海外文学読書録

書評と感想

深作欣二『仁義なき戦い 頂上作戦』(1974/日)

★★★★

昭和38年。広能(菅原文太)と打本(加藤武)は、明石組・岩井(梅宮辰夫)の力を借りて山守(金子信雄)と対抗しようとしていた。一方、山守は神和会と手を組んで相手の出方を待っている。山守組では若衆頭の武田(小林旭)が采配を振るい、広能との対決姿勢を強めていた。しかし、そうこうしているうちに事態は広島VS神戸の図式になり……。

『仁義なき戦い 代理戦争』の続編。

広島のやくざが神戸のやくざを巻き込んで抗争する。面白いのは、主役級のメンツが退場したのにまだ争いが続いているところだろう。というのも、今回の抗争で一番やる気を出していたのが広能なのだけど、彼は途中で逮捕されてしまう。しかし、残った連中は争いをやめない。その後しばらくして山守と打本も逮捕され、これで抗争の主役級は表舞台から去った。しかし、残った武田と岩井が抗争を継続し、事態は広島VS神戸の図式に変わっている。本来だったら広能が逮捕された時点で終わっていいはずなのに、こうも関係がこじれていて終戦するのも容易ではない。暴力団同士の抗争は、国家間同士の戦争に似ている。

本作では高度経済成長を背景に警察が積極的に乗り出していて、市民社会が第三勢力になっているところがいつもと違っていた。前作まで警察の影は薄かったのに、本作では機動隊まで動員して、広能や山守、打本といった大物を逮捕している。暴対法が支配する現代と比べたらまだまだ緩いにしても、それでも組長クラスを逮捕するのはすごいことだろう。肩で風を切る彼らもアンタッチャブルではなかったのだ。みんなそれぞれ実刑を食らっていて、やくざ稼業も楽ではないと思う。

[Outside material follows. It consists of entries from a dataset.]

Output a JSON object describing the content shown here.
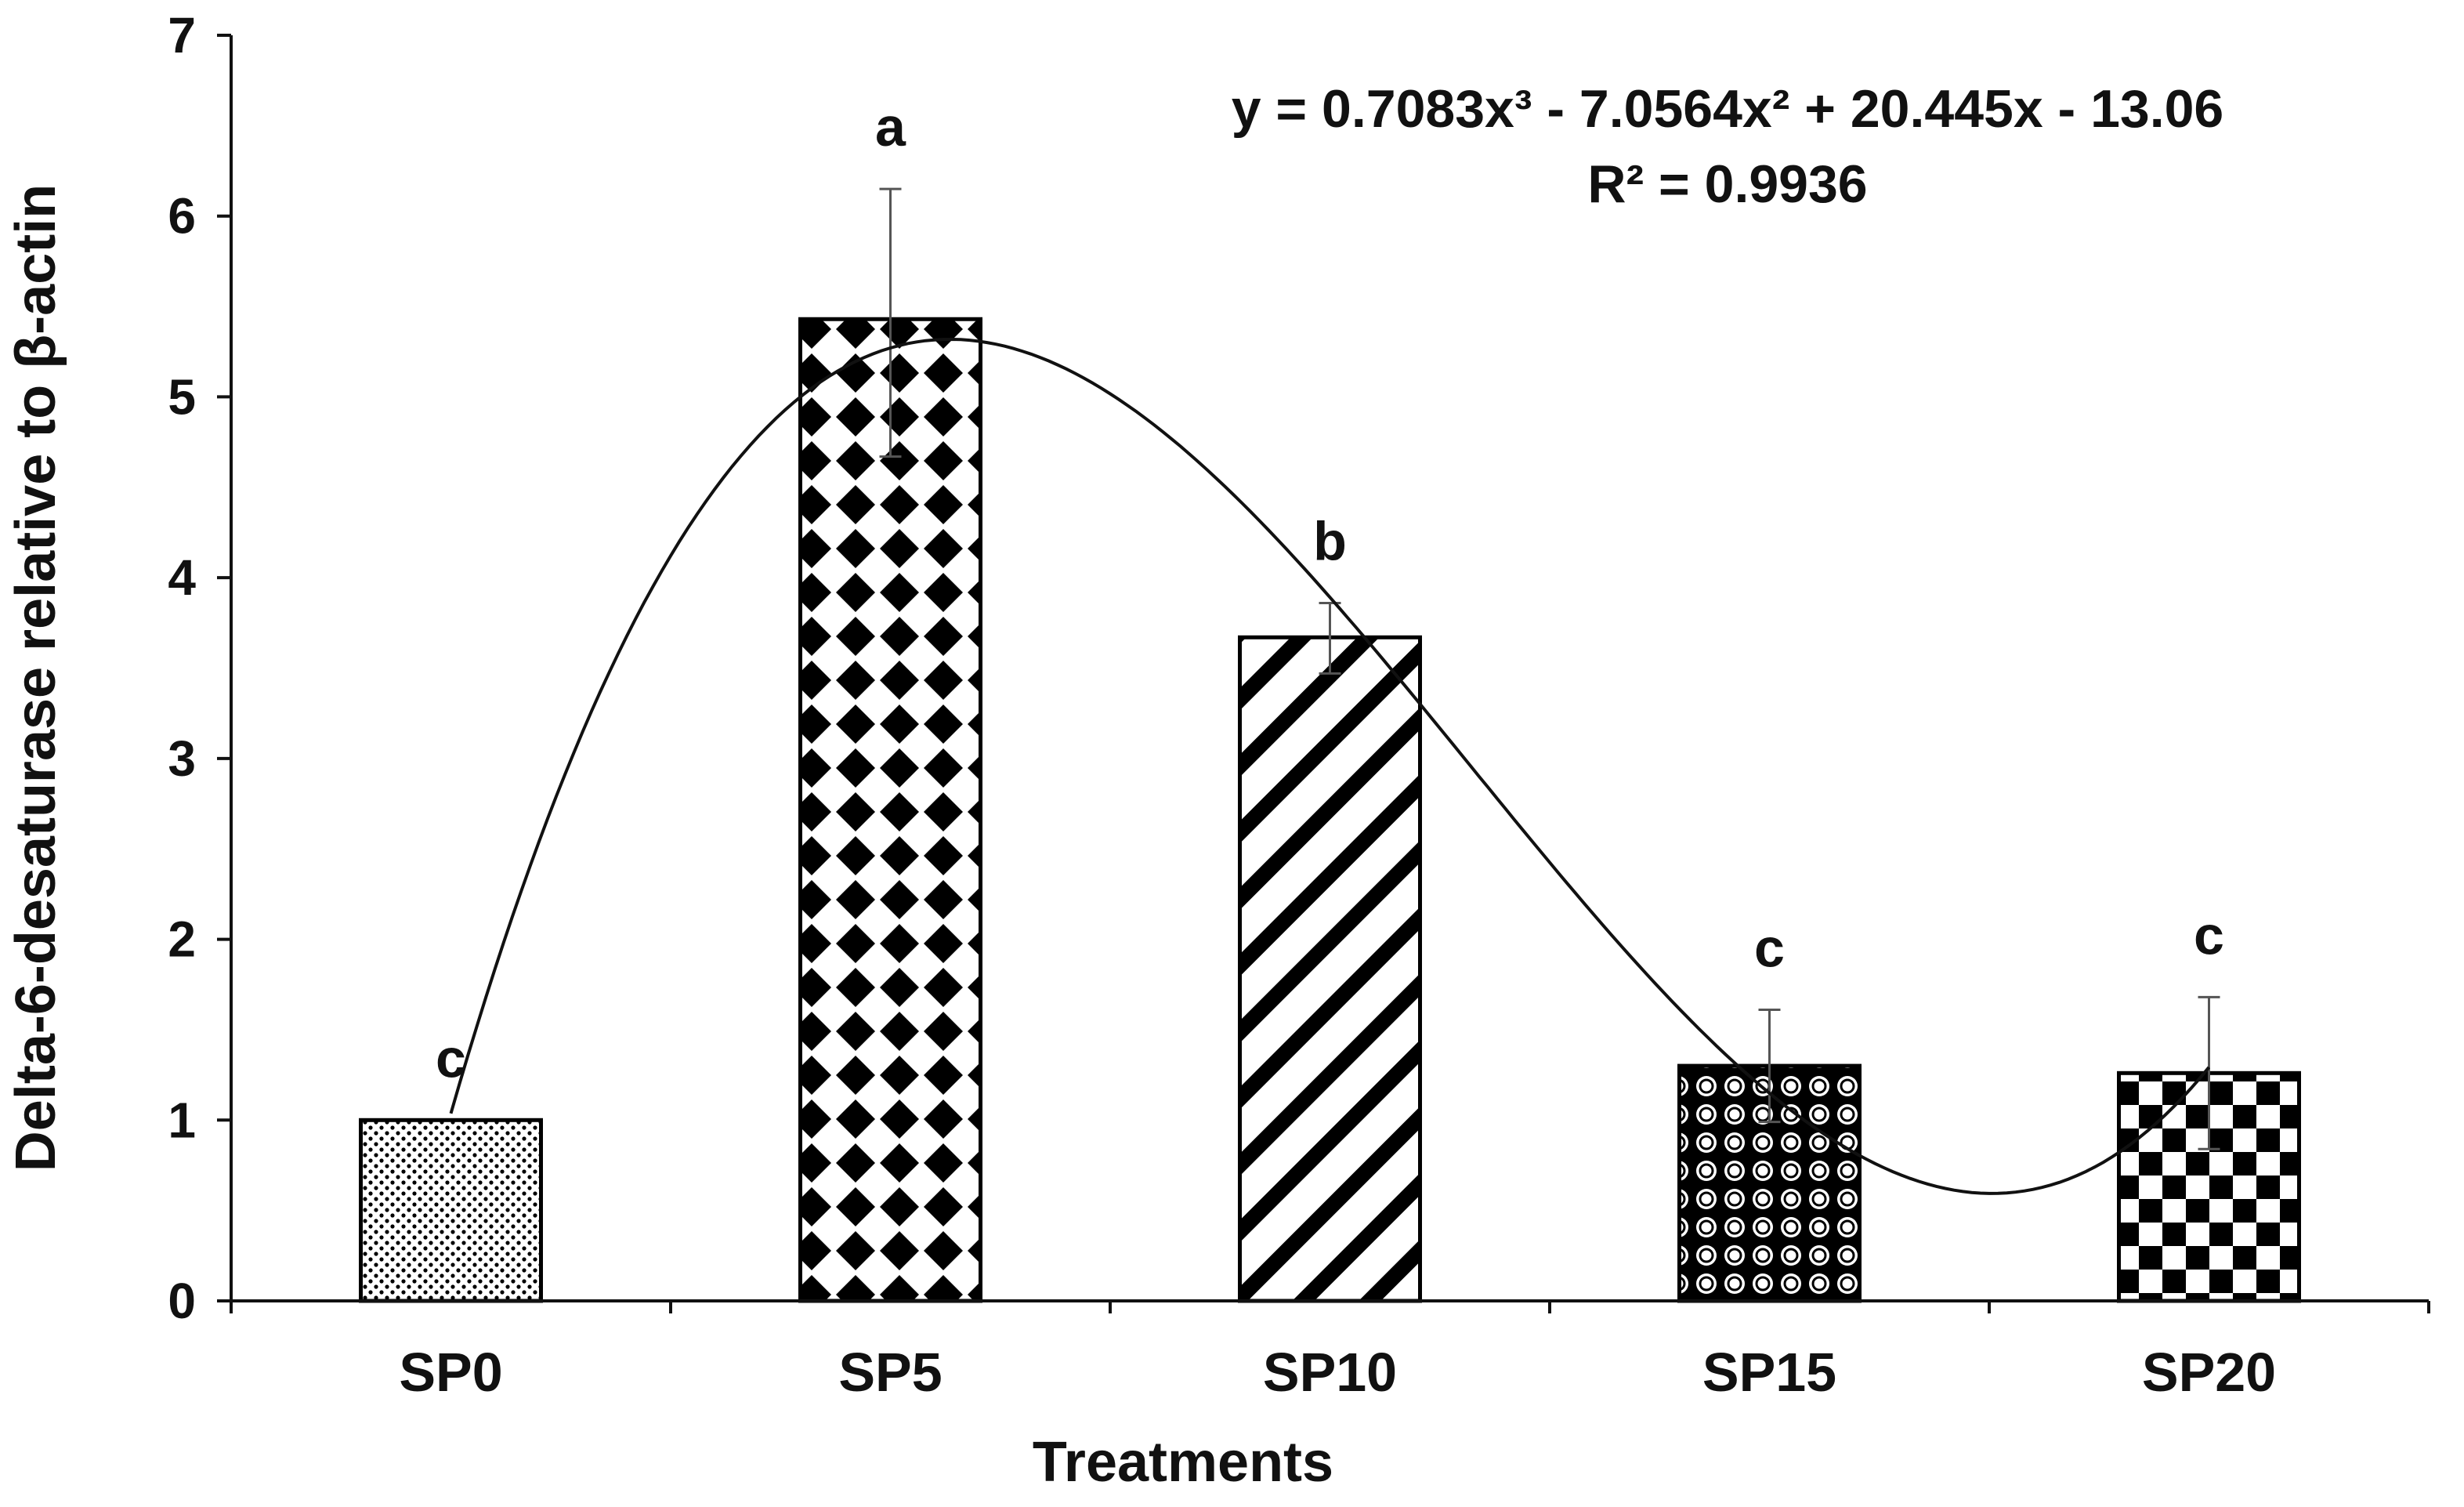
{
  "chart_data": {
    "type": "bar",
    "categories": [
      "SP0",
      "SP5",
      "SP10",
      "SP15",
      "SP20"
    ],
    "values": [
      1.0,
      5.43,
      3.67,
      1.3,
      1.26
    ],
    "error_upper": [
      1.0,
      6.15,
      3.86,
      1.61,
      1.68
    ],
    "error_lower": [
      1.0,
      4.67,
      3.47,
      0.99,
      0.84
    ],
    "significance": [
      "c",
      "a",
      "b",
      "c",
      "c"
    ],
    "patterns": [
      "dots",
      "diamonds",
      "diagonal-stripes",
      "circles",
      "checkerboard"
    ],
    "xlabel": "Treatments",
    "ylabel": "Delta-6-desaturase relative to β-actin",
    "ylim": [
      0,
      7
    ],
    "yticks": [
      0,
      1,
      2,
      3,
      4,
      5,
      6,
      7
    ],
    "grid": false,
    "legend": "none",
    "trendline": {
      "type": "polynomial-3",
      "coefficients": [
        0.7083,
        -7.0564,
        20.445,
        -13.06
      ],
      "equation": "y = 0.7083x³ - 7.0564x² + 20.445x - 13.06",
      "r_squared": "R² = 0.9936"
    },
    "colors": {
      "ink": "#000000",
      "text": "#111111",
      "bar_bg": "#ffffff",
      "error": "#555555"
    }
  }
}
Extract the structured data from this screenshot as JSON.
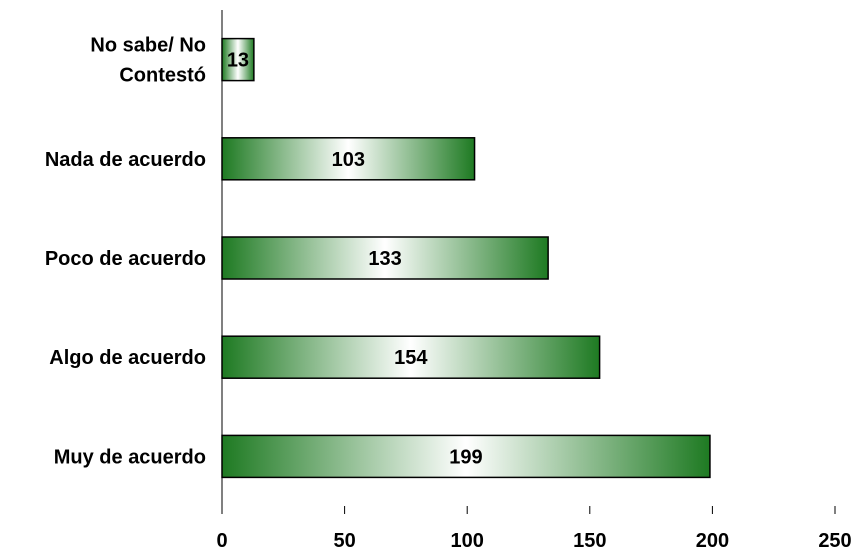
{
  "chart_data": {
    "type": "bar",
    "orientation": "horizontal",
    "categories": [
      "No sabe/ No Contestó",
      "Nada de acuerdo",
      "Poco de acuerdo",
      "Algo de acuerdo",
      "Muy de acuerdo"
    ],
    "category_lines": [
      [
        "No sabe/ No",
        "Contestó"
      ],
      [
        "Nada de acuerdo"
      ],
      [
        "Poco de acuerdo"
      ],
      [
        "Algo de acuerdo"
      ],
      [
        "Muy de acuerdo"
      ]
    ],
    "values": [
      13,
      103,
      133,
      154,
      199
    ],
    "xlim": [
      0,
      250
    ],
    "xticks": [
      0,
      50,
      100,
      150,
      200,
      250
    ],
    "grid": false,
    "legend": "none",
    "colors": {
      "bar_dark": "#1e7a22",
      "bar_light": "#ffffff",
      "bar_edge": "#000000",
      "axis": "#000000"
    }
  }
}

広能が山守に対し、積年の恨みを爆発させているところは、1作目から観ているとよく理解できる。とにかく広能はあのたぬき親父にいいように利用されすぎた。彼が山守と刺し違える気でいるのも無理はない。僕も広能に感情移入し、山守の断末魔を期待しながら観ていた。

ところで、このシリーズがリアルなのは、銃口を向けられたやくざが一様に焦った表情をするところだ。これが他のドラマだと、眉一つ動かさずに睨みを利かせたり、相手を冷静に説得して攻撃を逸らしたりする。でも、それは嘘っぱちで、本当はやくざでも銃にはびびるのだ。そういう人間臭い部分をさりげなく挿入しているところが、このシリーズのいいところだろう。

本作では武田を演じる小林旭が貫禄を見せていて、菅原文太と二枚看板になっていた。ライバルとして申し分ないと思う。また、終盤にある原爆スラムのエピソードはなかなか味があって、やくざの世界は社会の矛盾によって成り立っていることが分かる。意外と社会派な映画だった。